Exhibition of poems and photographs at the ground-floor exhibition space in The Pearl, a glass-dominated structure built around the distribution tanks that provide Reykjavik with geothermal water for central heating, summer 1994
This exhibition consisted of 192 large, photographic portraits (118x100cm each) of as many Icelanders, arranged equally on the six 10-metre-high geothermal distribution tanks.

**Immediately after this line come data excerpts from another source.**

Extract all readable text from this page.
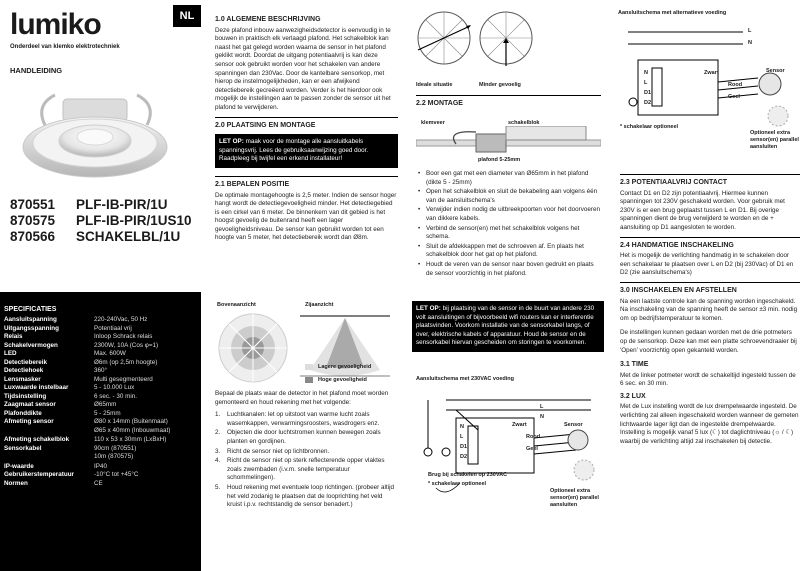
lumiko
Onderdeel van klemko elektrotechniek
HANDLEIDING
870551 PLF-IB-PIR/1U
870575 PLF-IB-PIR/1US10
870566 SCHAKELBL/1U
SPECIFICATIES
Aansluitspanning	220-240Vac, 50 Hz
Uitgangsspanning	Potentiaal vrij
Relais	Inloop Schrack relais
Schakelvermogen	2300W, 10A (Cos φ=1)
LED	Max. 600W
Detectiebereik	Ø6m (op 2,5m hoogte)
Detectiehoek	360°
Lensmasker	Multi gesegmenteerd
Luxwaarde instelbaar	5 - 10.000 Lux
Tijdsinstelling	6 sec. - 30 min.
Zaagmaat sensor	Ø65mm
Plafonddikte	5 - 25mm
Afmeting sensor	Ø80 x 14mm (Buitenmaat)
Ø65 x 40mm (Inbouwmaat)
Afmeting schakelblok	110 x 53 x 30mm (LxBxH)
Sensorkabel	90cm (870551)
10m (870575)
IP-waarde	IP40
Gebruikerstemperatuur	-10°C tot +45°C
Normen	CE
NL	1.0 ALGEMENE BESCHRIJVING
Deze plafond inbouw aanwezigheidsdetector is eenvoudig in te bouwen in praktisch elk verlaagd plafond. Het schakelblok kan naast het gat gelegd worden waarna de sensor in het plafond geklikt wordt. Doordat de uitgang potentiaalvrij is kan deze sensor ook gebruikt worden voor het schakelen van andere spanningen dan 230Vac. Door de kantelbare sensorkop, met hierop de instelmogelijkheden, kan er een afwijkend detectiebereik gecreëerd worden. Verder is het hierdoor ook mogelijk de instellingen aan te passen zonder de sensor uit het plafond te verwijderen.
2.0 PLAATSING EN MONTAGE
LET OP: maak voor de montage alle aansluitkabels spanningsvrij. Lees de gebruiksaanwijzing goed door. Raadpleeg bij twijfel een erkend installateur!
2.1 BEPALEN POSITIE
De optimale montagehoogte is 2,5 meter. Indien de sensor hoger hangt wordt de detectiegevoeligheid minder. Het detectiegebied is een cirkel van 6 meter. De binnenkern van dit gebied is het hoogst gevoelig de buitenrand heeft een lager gevoeligheidsniveau. De sensor kan gebruikt worden tot een hoogte van 5 meter, het detectiebereik wordt dan Ø8m.
Bovenaanzicht	Zijaanzicht
Lagere gevoeligheid
Hoge gevoeligheid
Bepaal de plaats waar de detector in het plafond moet worden gemonteerd en houd rekening met het volgende:
1. Luchtkanalen: let op uitstoot van warme lucht zoals wasemkappen, verwarmingsroosters, wasdrogers enz.
2. Objecten die door luchtstromen kunnen bewegen zoals planten en gordijnen.
3. Richt de sensor niet op lichtbronnen.
4. Richt de sensor niet op sterk reflecterende opper vlaktes zoals zwembaden (i.v.m. snelle temperatuur schommelingen).
5. Houd rekening met eventuele loop richtingen. (probeer altijd het veld zodanig te plaatsen dat de looprichting het veld kruist i.p.v. rechtstandig de sensor benadert.)
Ideale situatie	Minder gevoelig
2.2 MONTAGE
klemveer	schakelblok
plafond 5-25mm
• Boor een gat met een diameter van Ø65mm in het plafond (dikte 5 - 25mm)
• Open het schakelblok en sluit de bekabeling aan volgens één van de aansluitschema's
• Verwijder indien nodig de uitbreekpoorten voor het doorvoeren van dikkere kabels.
• Verbind de sensor(en) met het schakelblok volgens het schema.
• Sluit de afdekkappen met de schroeven af. En plaats het schakelblok door het gat op het plafond.
• Houdt de veren van de sensor naar boven gedrukt en plaats de sensor voorzichtig in het plafond.
LET OP: bij plaatsing van de sensor in de buurt van andere 230 volt aansluitingen of bijvoorbeeld wifi routers kan er interferentie plaatsvinden. Voorkom installatie van de sensorkabel langs, of over, elektrische kabels of apparatuur. Houd de sensor en de sensorkabel hiervan gescheiden om storingen te voorkomen.
Aansluitschema met 230VAC voeding
L
N
Zwart
Rood
Geel
Sensor
N
L
D1
D2
Brug bij schakelen op 230VAC
* schakelaar optioneel
Optioneel extra sensor(en) parallel aansluiten
Aansluitschema met alternatieve voeding
L
N
Zwart
Rood
Geel
Sensor
N
L
D1
D2
* schakelaar optioneel
Optioneel extra sensor(en) parallel aansluiten
2.3 POTENTIAALVRIJ CONTACT
Contact D1 en D2 zijn potentiaalvrij. Hiermee kunnen spanningen tot 230V geschakeld worden. Voor gebruik met 230V is er een brug geplaatst tussen L en D1. Bij overige spanningen dient de brug verwijderd te worden en de + aansluiting op D1 aangesloten te worden.
2.4 HANDMATIGE INSCHAKELING
Het is mogelijk de verlichting handmatig in te schakelen door een schakelaar te plaatsen over L en D2 (bij 230Vac) of D1 en D2 (zie aansluitschema's)
3.0 INSCHAKELEN EN AFSTELLEN
Na een laatste controle kan de spanning worden ingeschakeld. Na inschakeling van de spanning heeft de sensor ±3 min. nodig om op bedrijfstemperatuur te komen.
De instellingen kunnen gedaan worden met de drie potmeters op de sensorkop. Deze kan met een platte schroevendraaier bij 'Open' voorzichtig open gekanteld worden.
3.1 TIME
Met de linker potmeter wordt de schakeltijd ingesteld tussen de 6 sec. en 30 min.
3.2 LUX
Met de Lux instelling wordt de lux drempelwaarde ingesteld. De verlichting zal alleen ingeschakeld worden wanneer de gemeten lichtwaarde lager ligt dan de ingestelde drempelwaarde. Instelling is mogelijk vanaf 5 lux (☾) tot daglichtniveau (☼ / ☾) waarbij de verlichting altijd zal inschakelen bij detectie.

The photographs were obtained from the Reykjavik Photo Archives and private collections, along with several taken by the artist himself. A common feature was that they showed faces staring straight into the camera, virtually devoid of expression. An equal balance was maintained in the age of the faces (ranging from babies to the elderly) and the age of the photographs * dating from the earliest days of photography to recent shots), with similar representation in terms of sex and class, as far as this could e discerned. The youngest subjects were arranged at the bottom and the oldest at the top.
The occasion of the exhibition was the fiftieth anniversary of the establishment of the Republic of Iceland. Accordingly, Thorvaldur used an “ official selection” of 50 patriotic poems by Icelanders written over the past 150 years and published them in postcard form. In conjunction with the Post and Telecommunications Authority m a special poetry post office was set up at The Pearl for the duration of the exhibition. Visitors to the exhibition thereby had the chance to look the nation in the eye, read the nation’s poems about the country it lives in, and last but not least write their own reflections and send the poems with a special exhibition cancellation from The Pearl all over the world. The Pearl thereby became an oyster that produced gems of its own, and the geothermal distribution tanks pumped out poetry to warm the city.